Lovemaking aside, it is important to find the activities and events that put you into a playful frame of mind – that childlike ability to be lost in the moment and follow your intuitive desires. Play is in the present, and play will always make you laugh and smile.
LOVEMAKING VS BABYMAKING
Being unable to conceive can be a highly stressful experience. As each month progresses without a positive result, it is all too easy to sink into the gloom of losing hope.

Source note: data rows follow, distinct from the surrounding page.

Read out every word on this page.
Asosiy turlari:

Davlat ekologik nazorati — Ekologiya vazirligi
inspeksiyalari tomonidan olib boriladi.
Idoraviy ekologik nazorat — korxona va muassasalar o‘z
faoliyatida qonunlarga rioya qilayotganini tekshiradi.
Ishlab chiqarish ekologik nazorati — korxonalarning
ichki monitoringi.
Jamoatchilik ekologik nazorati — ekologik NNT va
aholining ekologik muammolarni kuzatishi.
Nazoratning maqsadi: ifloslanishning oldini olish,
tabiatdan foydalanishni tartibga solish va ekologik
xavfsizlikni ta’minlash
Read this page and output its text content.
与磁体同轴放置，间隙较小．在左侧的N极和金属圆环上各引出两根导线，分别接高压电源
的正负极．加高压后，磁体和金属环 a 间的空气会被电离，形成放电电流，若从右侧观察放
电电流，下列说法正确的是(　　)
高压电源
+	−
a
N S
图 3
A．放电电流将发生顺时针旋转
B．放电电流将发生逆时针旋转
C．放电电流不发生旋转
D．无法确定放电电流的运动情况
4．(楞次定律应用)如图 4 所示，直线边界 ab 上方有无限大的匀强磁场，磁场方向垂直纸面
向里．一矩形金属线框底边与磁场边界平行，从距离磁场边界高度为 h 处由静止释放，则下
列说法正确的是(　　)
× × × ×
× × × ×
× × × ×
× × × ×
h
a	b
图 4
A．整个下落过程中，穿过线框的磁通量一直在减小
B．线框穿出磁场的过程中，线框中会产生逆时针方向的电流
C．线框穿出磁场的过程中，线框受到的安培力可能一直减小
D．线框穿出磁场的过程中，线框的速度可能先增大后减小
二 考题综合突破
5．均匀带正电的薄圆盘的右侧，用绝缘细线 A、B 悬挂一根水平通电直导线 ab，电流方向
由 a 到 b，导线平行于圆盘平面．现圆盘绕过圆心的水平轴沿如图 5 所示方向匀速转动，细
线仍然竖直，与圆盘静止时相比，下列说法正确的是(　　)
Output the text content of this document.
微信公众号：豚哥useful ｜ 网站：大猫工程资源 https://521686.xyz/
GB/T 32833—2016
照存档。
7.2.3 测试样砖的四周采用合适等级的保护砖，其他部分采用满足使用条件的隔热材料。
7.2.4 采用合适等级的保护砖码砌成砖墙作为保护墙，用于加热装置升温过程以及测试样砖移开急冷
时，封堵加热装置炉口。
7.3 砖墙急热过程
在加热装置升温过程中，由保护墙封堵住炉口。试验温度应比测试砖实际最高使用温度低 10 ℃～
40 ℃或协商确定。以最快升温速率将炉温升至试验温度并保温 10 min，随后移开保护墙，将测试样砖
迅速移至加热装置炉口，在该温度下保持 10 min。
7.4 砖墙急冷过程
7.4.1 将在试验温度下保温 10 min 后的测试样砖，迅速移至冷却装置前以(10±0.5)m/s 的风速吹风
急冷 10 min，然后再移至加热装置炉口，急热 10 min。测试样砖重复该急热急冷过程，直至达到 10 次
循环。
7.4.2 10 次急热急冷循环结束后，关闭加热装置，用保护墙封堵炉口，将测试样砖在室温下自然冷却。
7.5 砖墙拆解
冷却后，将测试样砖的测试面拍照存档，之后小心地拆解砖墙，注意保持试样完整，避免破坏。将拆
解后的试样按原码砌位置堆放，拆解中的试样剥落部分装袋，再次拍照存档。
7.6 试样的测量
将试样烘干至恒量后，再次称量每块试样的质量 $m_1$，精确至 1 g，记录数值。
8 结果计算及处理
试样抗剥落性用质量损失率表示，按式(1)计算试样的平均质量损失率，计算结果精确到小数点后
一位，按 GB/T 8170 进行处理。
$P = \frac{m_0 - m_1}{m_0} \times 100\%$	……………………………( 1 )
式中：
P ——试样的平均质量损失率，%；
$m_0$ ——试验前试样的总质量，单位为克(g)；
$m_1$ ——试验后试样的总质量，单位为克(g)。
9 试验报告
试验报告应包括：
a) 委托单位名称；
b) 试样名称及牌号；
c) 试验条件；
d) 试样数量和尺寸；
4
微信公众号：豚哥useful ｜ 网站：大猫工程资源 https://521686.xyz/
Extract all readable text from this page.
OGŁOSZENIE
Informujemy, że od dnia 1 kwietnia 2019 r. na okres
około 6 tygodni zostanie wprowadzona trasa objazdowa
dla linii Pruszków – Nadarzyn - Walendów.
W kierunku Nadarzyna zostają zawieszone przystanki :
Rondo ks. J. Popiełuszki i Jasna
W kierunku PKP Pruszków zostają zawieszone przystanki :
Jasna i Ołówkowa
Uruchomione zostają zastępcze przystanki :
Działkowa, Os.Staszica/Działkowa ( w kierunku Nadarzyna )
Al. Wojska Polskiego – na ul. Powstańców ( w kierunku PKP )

Stress is one of the greatest inhibitors for reproductive balance, so by putting the emphasis back on seduction, you can enhance your capacity to conceive.
It’s vital to turn the tide on sex as a sperm delivery system. Women: always remember that periods are a good opportunity for trying something different, such as oral sex. Let him know how much you care about him as your sexual partner, while setting up the vibe that is going to lead you towards ‘hot and horny’ for ovulation.
Men: remember to drive up her ‘want’ radar with plenty of cherishment all through the cycle and let care be the underlying driver to amplify both of your libidos.
Read more: Sex quiz — how satisfied are you?
FIND YOUR BALANCE
5 sex-habits to boost fertility
1. Teasing, tantalising and titillating
Remember how you felt when you first met? Focus on all the ways you want to seduce your lover and fall back into the habit of constant touching to rekindle that oxytocin-led desire.
Find the keys that unlock your lover’s most avaricious desires.
Send your partner snippets of the words (or pictures) that make you feel horny. Build excitement as you help your lover discover your needs and desires and keep the anticipation going until you see them.
3. Free rein your fantasies
Role play can be a great liberator. Donning a costume and inhabiting a persona can help you to lose your inhibitions and indulge in sexual exploration. Play!
4. Do it on an empty stomach
A full stomach inhibits sexual response. Make love first, eat later – your libido will rise more easily when you’re not busy digesting. Come to your next meal replete and with a great appetite!
Just as important as foreplay, loving touches in the afterglow of lovemaking will help to set that ‘want’ radar in action for the future.